Bandiera sabauda con corona- sec.XIX

The Italian national flag was first adopted in Reggio Emilia on January 7, 1797. On that day, representatives of the cities of Reggio Emilia, Modena, Bologna and Ferrara proclaimed the red, white and green Tricolore to be the banner of the Cispadane Republic. The historic session took place in the Municipal Palace, specifically in a large hall built between 1772 and 1787, according to a design by Lodovico Bolognini, to host the general archive of the Estense Duchy. The hall was subsequently named Congress Hall and then Tricolore Hall, and is now the home of the City Council. The Museum of the Tricolore Flag opened in 2004 to document the historical and political context in which the flag was created.

The museum display extends along two parallel lines: the history of the Italian flag from its origins to achievement of the country’s independence and unity, and the history of political events in Reggio Emilia from the birth of the Reggiana Republic to the contribution made by Reggio natives to the battle for national redemption.
The birth of the flag and the history of political events in Reggio Emilia from 1796 to the beginning of the Restoration are presented in the Napoleonic hall.

After the Reggiana Republic was founded on August 26, 1796, the Congress of the Cispadane Republic – meeting in Tricolore Hall – approved a motion by Giuseppe Compagnoni to turn “the Cispadane banner or flag in the three colours of green, white and red into a universal symbol”. The result was the Tricolore, a flag of a sovereign state, which would soon become a symbol of independence and national unity.
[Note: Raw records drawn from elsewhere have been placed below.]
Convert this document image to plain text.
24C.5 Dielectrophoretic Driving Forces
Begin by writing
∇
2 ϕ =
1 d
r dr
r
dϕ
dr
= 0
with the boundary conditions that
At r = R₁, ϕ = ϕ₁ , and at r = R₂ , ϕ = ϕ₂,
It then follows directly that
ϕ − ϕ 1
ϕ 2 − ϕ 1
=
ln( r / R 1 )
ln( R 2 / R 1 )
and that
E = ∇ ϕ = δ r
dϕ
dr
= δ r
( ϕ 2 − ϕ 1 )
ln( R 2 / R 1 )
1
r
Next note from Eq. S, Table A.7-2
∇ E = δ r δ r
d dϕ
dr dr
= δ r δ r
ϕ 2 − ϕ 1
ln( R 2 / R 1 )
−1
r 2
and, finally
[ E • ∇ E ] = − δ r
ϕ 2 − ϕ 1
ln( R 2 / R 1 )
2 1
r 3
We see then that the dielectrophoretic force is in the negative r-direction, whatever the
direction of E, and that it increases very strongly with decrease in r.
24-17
The colours on the Cispadane banner are arranged in three horizontal stripes, with red at the top, white in the middle and green at the bottom. At the centre, a quiver with four arrows symbolises the union of the four peoples that joined the Republic, and the initials of the “Repubblica Cispadana” are placed at the sides. On July 9, 1797, the Cisalpine Republic was created with the merger of the Transpadane and Cispadane Republics. “The flag of the Cisalpine Nation is formed by three bands that are parallel to the flagpole, with the green band next to the pole, the next band being white, and the third band being red”. In the spring of 1799, the victorious advance of the Austro-Russian armies forced French troops to retreat. After Napoleon’s victory at Marengo and the reestablishment of the Cisalpine Republic, the peace of Lunéville between France and Germany was celebrated at Reggio Emilia with a great patriotic festival that featured a monumental architectural structure built in Piazza Grande as the scenographic backdrop.
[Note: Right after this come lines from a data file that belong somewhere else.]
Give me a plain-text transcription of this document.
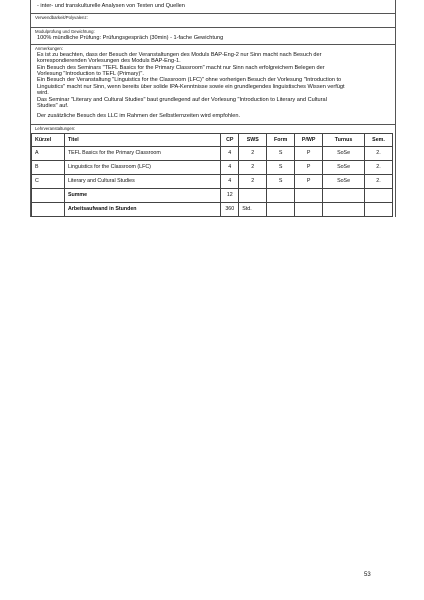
- inter- und transkulturelle Analysen von Texten und Quellen
Verwendbarkeit/Polyvalenz:
Modulprüfung und Gewichtung:
100% mündliche Prüfung: Prüfungsgespräch (30min) - 1-fache Gewichtung
Anmerkungen:

Es ist zu beachten, dass der Besuch der Veranstaltungen des Moduls BAP-Eng-2 nur Sinn macht nach Besuch der

korrespondierenden Vorlesungen des Moduls BAP-Eng-1.

Ein Besuch des Seminars "TEFL Basics for the Primary Classroom" macht nur Sinn nach erfolgreichem Belegen der

Vorlesung "Introduction to TEFL (Primary)".

Ein Besuch der Veranstaltung "Linguistics for the Classroom (LFC)" ohne vorherigen Besuch der Vorlesung "Introduction to

Linguistics" macht nur Sinn, wenn bereits über solide IPA-Kenntnisse sowie ein grundlegendes linguistisches Wissen verfügt

wird.

Das Seminar "Literary and Cultural Studies" baut grundlegend auf der Vorlesung "Introduction to Literary and Cultural

Studies" auf.

Der zusätzliche Besuch des LLC im Rahmen der Selbstlernzeiten wird empfohlen.

Lehrveranstaltungen:
Kürzel	Titel	CP	SWS	Form	P/WP	Turnus	Sem.
A	TEFL Basics for the Primary Classroom	4	2	S	P	SoSe	2.
B	Linguistics for the Classroom (LFC)	4	2	S	P	SoSe	2.
C	Literary and Cultural Studies	4	2	S	P	SoSe	2.
	Summe	12					
	Arbeitsaufwand in Stunden	360	Std.				
53
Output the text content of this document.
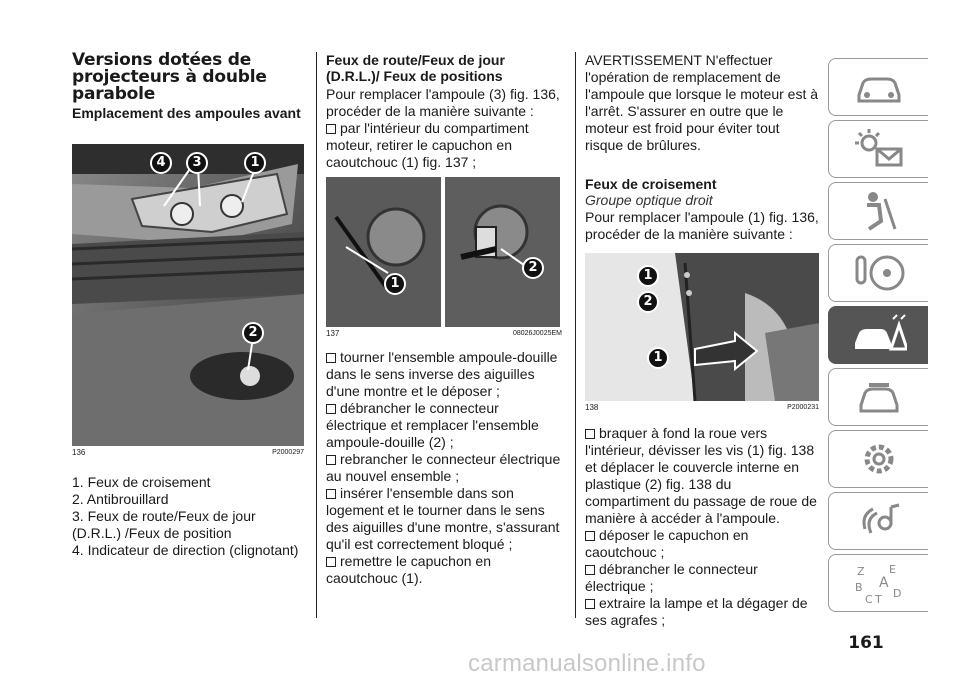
Versions dotées de projecteurs à double parabole
Emplacement des ampoules avant
4	3	1
2
136	P2000297

1. Feux de croisement

2. Antibrouillard

3. Feux de route/Feux de jour (D.R.L.) /Feux de position

4. Indicateur de direction (clignotant)

Feux de route/Feux de jour (D.R.L.)/ Feux de positions

Pour remplacer l'ampoule (3) fig. 136, procéder de la manière suivante :

par l'intérieur du compartiment moteur, retirer le capuchon en caoutchouc (1) fig. 137 ;
1
2
137	08026J0025EM
tourner l'ensemble ampoule-douille dans le sens inverse des aiguilles d'une montre et le déposer ;
débrancher le connecteur électrique et remplacer l'ensemble ampoule-douille (2) ;
rebrancher le connecteur électrique au nouvel ensemble ;
insérer l'ensemble dans son logement et le tourner dans le sens des aiguilles d'une montre, s'assurant qu'il est correctement bloqué ;
remettre le capuchon en caoutchouc (1).

AVERTISSEMENT N'effectuer l'opération de remplacement de l'ampoule que lorsque le moteur est à l'arrêt. S'assurer en outre que le moteur est froid pour éviter tout risque de brûlures.

Feux de croisement
Groupe optique droit

Pour remplacer l'ampoule (1) fig. 136, procéder de la manière suivante :

1
2
1
138	P2000231
braquer à fond la roue vers l'intérieur, dévisser les vis (1) fig. 138 et déplacer le couvercle interne en plastique (2) fig. 138 du compartiment du passage de roue de manière à accéder à l'ampoule.
déposer le capuchon en caoutchouc ;
débrancher le connecteur électrique ;
extraire la lampe et la dégager de ses agrafes ;
Z E
B A
C T D
161
carmanualsonline.info
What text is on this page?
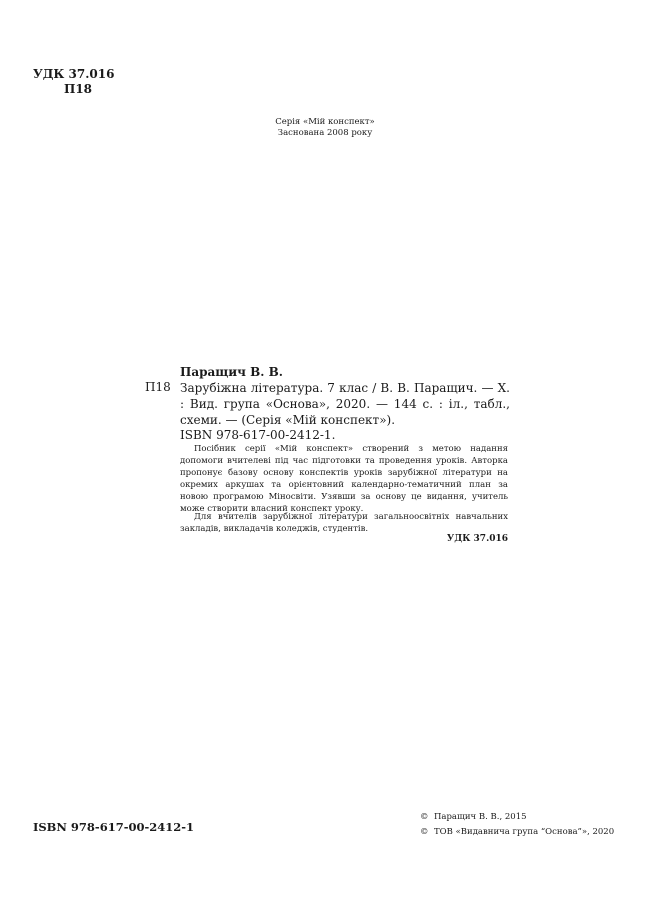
УДК 37.016
П18
Серія «Мій конспект»
Заснована 2008 року
Паращич В. В.
П18 Зарубіжна література. 7 клас / В. В. Паращич. — Х. : Вид. група «Основа», 2020. — 144 с. : іл., табл., схеми. — (Серія «Мій конспект»).
ISBN 978-617-00-2412-1.
Посібник серії «Мій конспект» створений з метою надання допомоги вчителеві під час підготовки та проведення уроків. Авторка пропонує базову основу конспектів уроків зарубіжної літератури на окремих аркушах та орієнтовний календарно-тематичний план за новою програмою Міносвіти. Узявши за основу це видання, учитель може створити власний конспект уроку.
Для вчителів зарубіжної літератури загальноосвітніх навчальних закладів, викладачів коледжів, студентів.
УДК 37.016
ISBN 978-617-00-2412-1
© Паращич В. В., 2015
© ТОВ «Видавнича група “Основа”», 2020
In the Italian Republic, which was founded on January 26, 1802, and in the subsequent Kingdom of Italy, some of the most important government positions were held by Reggio Emilia natives. Worth special mention are Giovanni Paradisi, a senator and President of the Senate; Antonio Veneri, Treasury Minister and President of the Senate; scientist Giambattista Venturi, a diplomat assigned to Switzerland; and General Carlo Zucchi, who was promoted to Inspector General of the entire infantry of the Kingdom after taking part in all the Napoleonic wars.
Displayed in the risorgimental hall are materials that extend from the Restoration to completion of national unity and finally to 1897, the year of the first Centenary of the Tricolore flag, which culminated with a famous speech by Giosuè Carducci.
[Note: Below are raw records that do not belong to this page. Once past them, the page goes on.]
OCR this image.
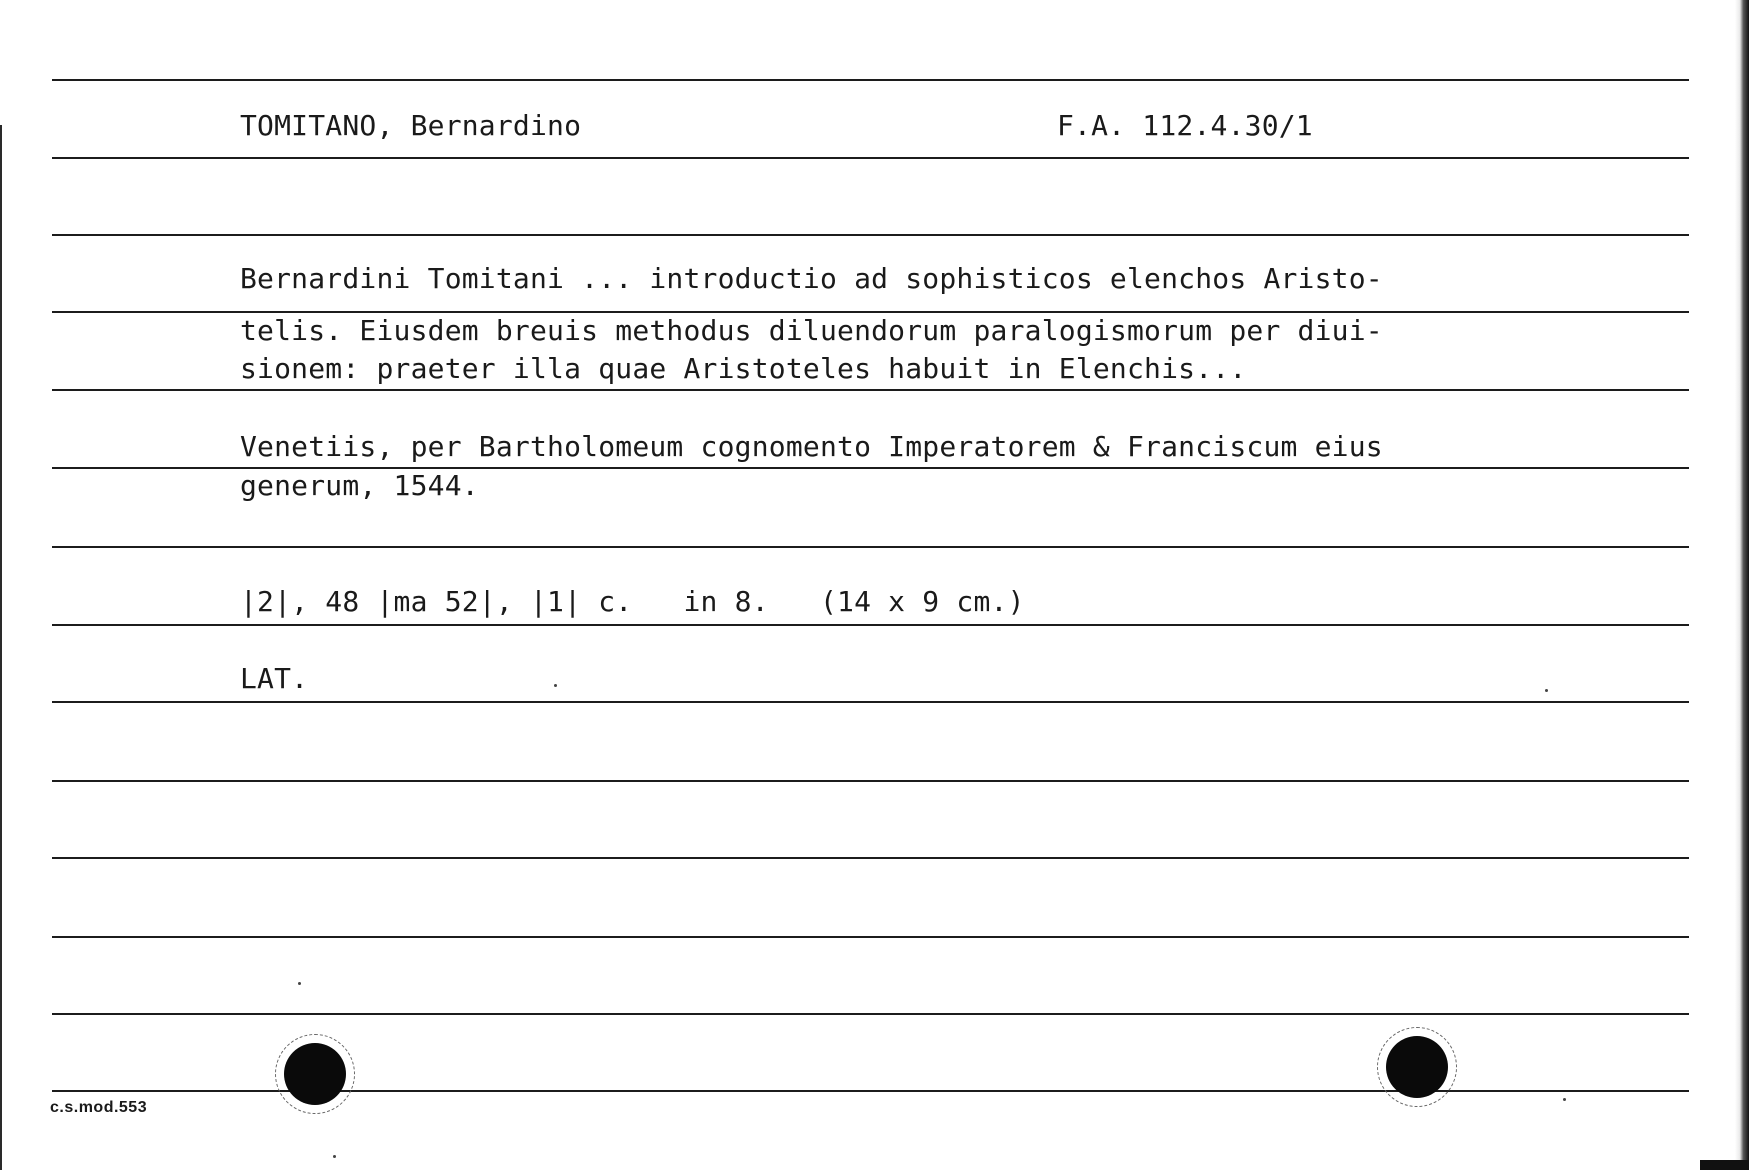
TOMITANO, Bernardino	F.A. 112.4.30/1
Bernardini Tomitani ... introductio ad sophisticos elenchos Aristo-
telis. Eiusdem breuis methodus diluendorum paralogismorum per diui-
sionem: praeter illa quae Aristoteles habuit in Elenchis...
Venetiis, per Bartholomeum cognomento Imperatorem & Franciscum eius
generum, 1544.
|2|, 48 |ma 52|, |1| c.   in 8.   (14 x 9 cm.)
LAT.
c.s.mod.553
With the Restoration, the national flag was banned. The Tricolore was not to be raised again until the 1831 insurrection in the Duchies and in the Papal State. Following the resulting repression in 1831, which signalled the failure of the conspiratorial methods of the Carbonari, Giuseppe Mazzini adopted the white, red and green Tricolore for his Young Italy.
In the first half of the 1840s, a new chapter in Italy’s political history began. Pius X, the new Pope – together with Carlo Alberto – was hailed as the liberator of Italy, and his face was associated more and more often with the Tricolore on flags and patriotic bandanas.
In the revolutionary season of 1848-1849, tricolour flags, cockades, scarves and bandanas resurfaced in many areas of Italy as symbols of freedom from foreign oppression. Tricolore flags again flew in many Italian cities in 1859 and 1860, and they accompanied Garibaldi’s Expedition of the Thousand. On March 25, 1860, a royal decree fixed the characteristics of the new flag of the Sardinian Army: the Tricolore, with the addition of a crown above the coat-of-arms of the House of Savoy. This model was confirmed after the Kingdom of Italy was proclaimed on March 17, 1861, and it also took part in subsequent events that were fundamental to Italian history: the Third War of Independence (1866) and the Capture of Porta Pia (1870), with the resulting displacement of the capital from Florence to Rome. The flag, in virtually unchanged form, remained in force with these characteristics until the referendum of 1946, which led to the birth of the Republic of Italy. On January 7, 1947, demonstrations honouring the one hundred-fiftieth anniversary of the flag took place in Reggio Emilia, with President Enrico de Nicola attending. And on January 7, 2011, celebrations for the 150th anniversary of Italian Unity began in the “City of the Tricolore” and were attended by President Giorgio Napolitano.